Eduardo Beato Fowler came from Cuba to attend Lehigh in 1904 with the goal of becoming the chief engineer of the railroad system in his country. There were ties between the Bethlehem Steel Corporation and Lehigh, so a lot of Cubans came to attend school here at that time.
After building and sketching elaborate models of railroads throughout his time at Lehigh, Fowler went on to far surpass his dream. In the early years of his engineering career back in Cuba, he was involved in building two important Cuban harbors, Havana Harbor and the Santiago de Cuba Harbor. Later, as chief engineer of Havana, he and an associate engineer designed and built all of the bridges on the Carretera Central, the highway that runs the entire length of the island of Cuba.
President Gerardo Machado appointed Fowler chief engineer of Havana, which put him in charge of all government engineering. Major projects included Malecon in Havana Harbor that is a recognized landmark, the completion of the Cuban capitol building, the upscale residential districts of 23rd and 5th Avenues in Havana near the famous Hotel Nacional, and the Avenida del Prado, which is the commercial center of Havana.
Eduardo also developed two popular residential areas in the Cuban cities of Havana, El Nautico and Orfila. These developments incorporated the unique American-influenced architecture he was exposed to while at Lehigh verses the traditional Spanish/colonial architecture. Just before the collapse of Machado's government, he was in the process of redesigning the complete waterworks, sewer, and aqueduct systems in Havana. When Machado's government was overthrown, Fowler retired and the project was shelved.
Keeping His Legacy Alive
As 90-year-old Fowler lay dying, his grandson, Fernando Beato, promised him he would make the family name known in the United States. Overflowing with pride for the man who not only raised him, but also instilled in him a strong work ethic and the values of honesty, integrity and respect for country and other people, Fernando (Fred) Beato kept his promise. Just as his grandfather had done in Cuba, Beato succeeded in spreading the Beato name across the country, and he made a special place for it here, at Lehigh. Every bag and cover for drums and percussion instruments at Lehigh bears the name Beato, and the orchestra bags send a special message: "Eduardo Beato Fowler, Alumnus, Class of 1908."
Beato started Beato, Inc., now an international company that manufactures bags and covers for drums and percussion instruments, 15 years ago. Well known in the music business, Beato bags cover many instruments in the United States and overseas.

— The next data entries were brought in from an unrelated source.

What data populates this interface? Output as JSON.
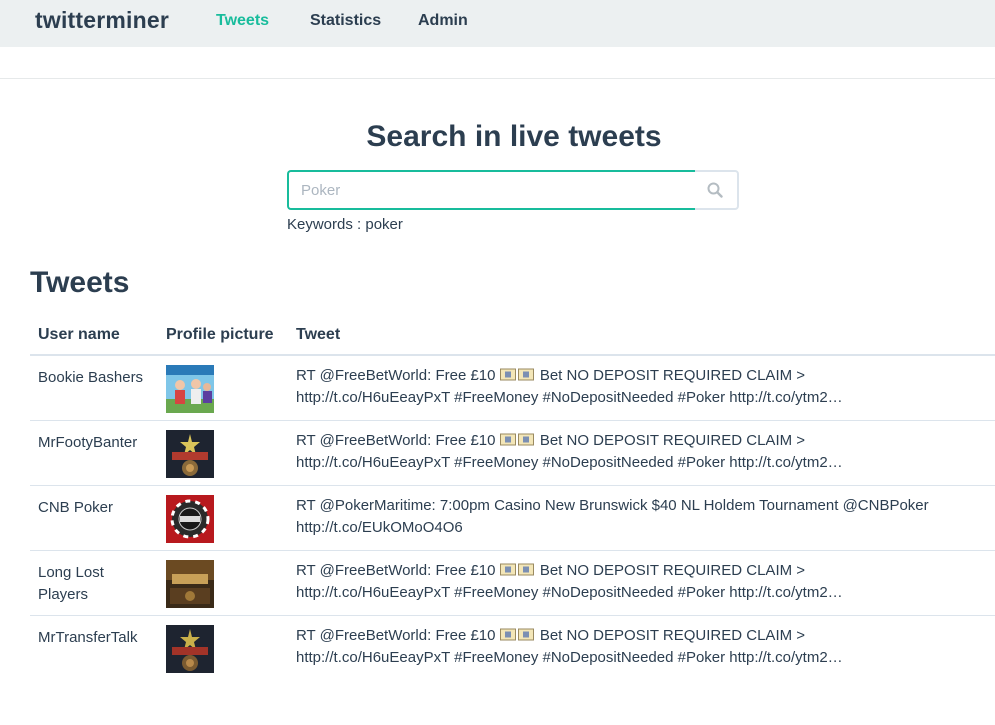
{
  "navbar": {
    "brand": "twitterminer",
    "links": [
      {
        "label": "Tweets",
        "active": true
      },
      {
        "label": "Statistics",
        "active": false
      },
      {
        "label": "Admin",
        "active": false
      }
    ]
  },
  "search": {
    "title": "Search in live tweets",
    "placeholder": "Poker",
    "icon": "search-icon",
    "keywords": "Keywords : poker"
  },
  "tweets": {
    "title": "Tweets",
    "columns": [
      "User name",
      "Profile picture",
      "Tweet"
    ],
    "rows": [
      {
        "user": "Bookie Bashers",
        "tweet_line1_before": "RT @FreeBetWorld: Free £10",
        "tweet_line1_after": "Bet NO DEPOSIT REQUIRED CLAIM >",
        "tweet_line2": "http://t.co/H6uEeayPxT #FreeMoney #NoDepositNeeded #Poker http://t.co/ytm2…"
      },
      {
        "user": "MrFootyBanter",
        "tweet_line1_before": "RT @FreeBetWorld: Free £10",
        "tweet_line1_after": "Bet NO DEPOSIT REQUIRED CLAIM >",
        "tweet_line2": "http://t.co/H6uEeayPxT #FreeMoney #NoDepositNeeded #Poker http://t.co/ytm2…"
      },
      {
        "user": "CNB Poker",
        "tweet_line1_before": "RT @PokerMaritime: 7:00pm Casino New Brunswick $40 NL Holdem Tournament @CNBPoker",
        "tweet_line1_after": "",
        "tweet_line2": "http://t.co/EUkOMoO4O6"
      },
      {
        "user": "Long Lost Players",
        "tweet_line1_before": "RT @FreeBetWorld: Free £10",
        "tweet_line1_after": "Bet NO DEPOSIT REQUIRED CLAIM >",
        "tweet_line2": "http://t.co/H6uEeayPxT #FreeMoney #NoDepositNeeded #Poker http://t.co/ytm2…"
      },
      {
        "user": "MrTransferTalk",
        "tweet_line1_before": "RT @FreeBetWorld: Free £10",
        "tweet_line1_after": "Bet NO DEPOSIT REQUIRED CLAIM >",
        "tweet_line2": "http://t.co/H6uEeayPxT #FreeMoney #NoDepositNeeded #Poker http://t.co/ytm2…"
      }
    ]
  },
  "colors": {
    "primary": "#2c3e50",
    "accent": "#18bc9c",
    "navbar_bg": "#ecf0f1",
    "border": "#dce4ec"
  }
}
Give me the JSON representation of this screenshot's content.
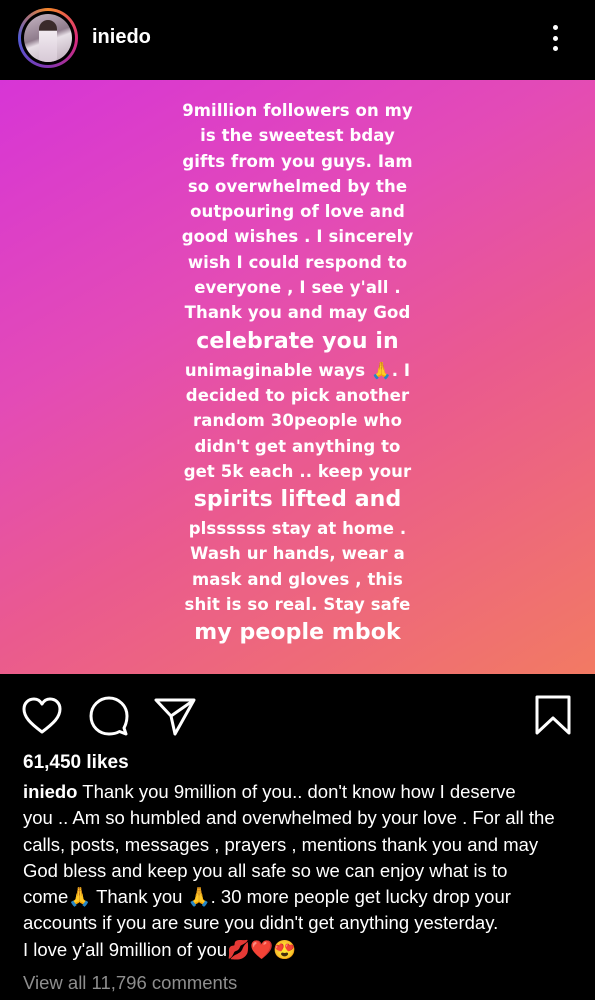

In 2000, Beato traveled from California to Bethlehem to take in the ambiance of the place where his grandfather once lived and studied. During his visit, he was inspired to find a way to pay tribute to the man who raised him. He knew that if his grandfather had been able, he would have come back to Lehigh to find a way to share with future generations of Lehigh students how the education earned here can make a difference in their life and in the lives of others.
When asked how Lehigh could thank him for his generous in-kind gifts, Beato responded, "If there's any way you can put a plaque on a wall in honor of my grandfather, it would be incredible." So that's exactly what the university did. To thank Beato for his generous donation, Gregory Farrington, former Lehigh president, presented him with a plaque that now hangs in the Alumni Memorial Building in honor of Eduardo Beato Fowler.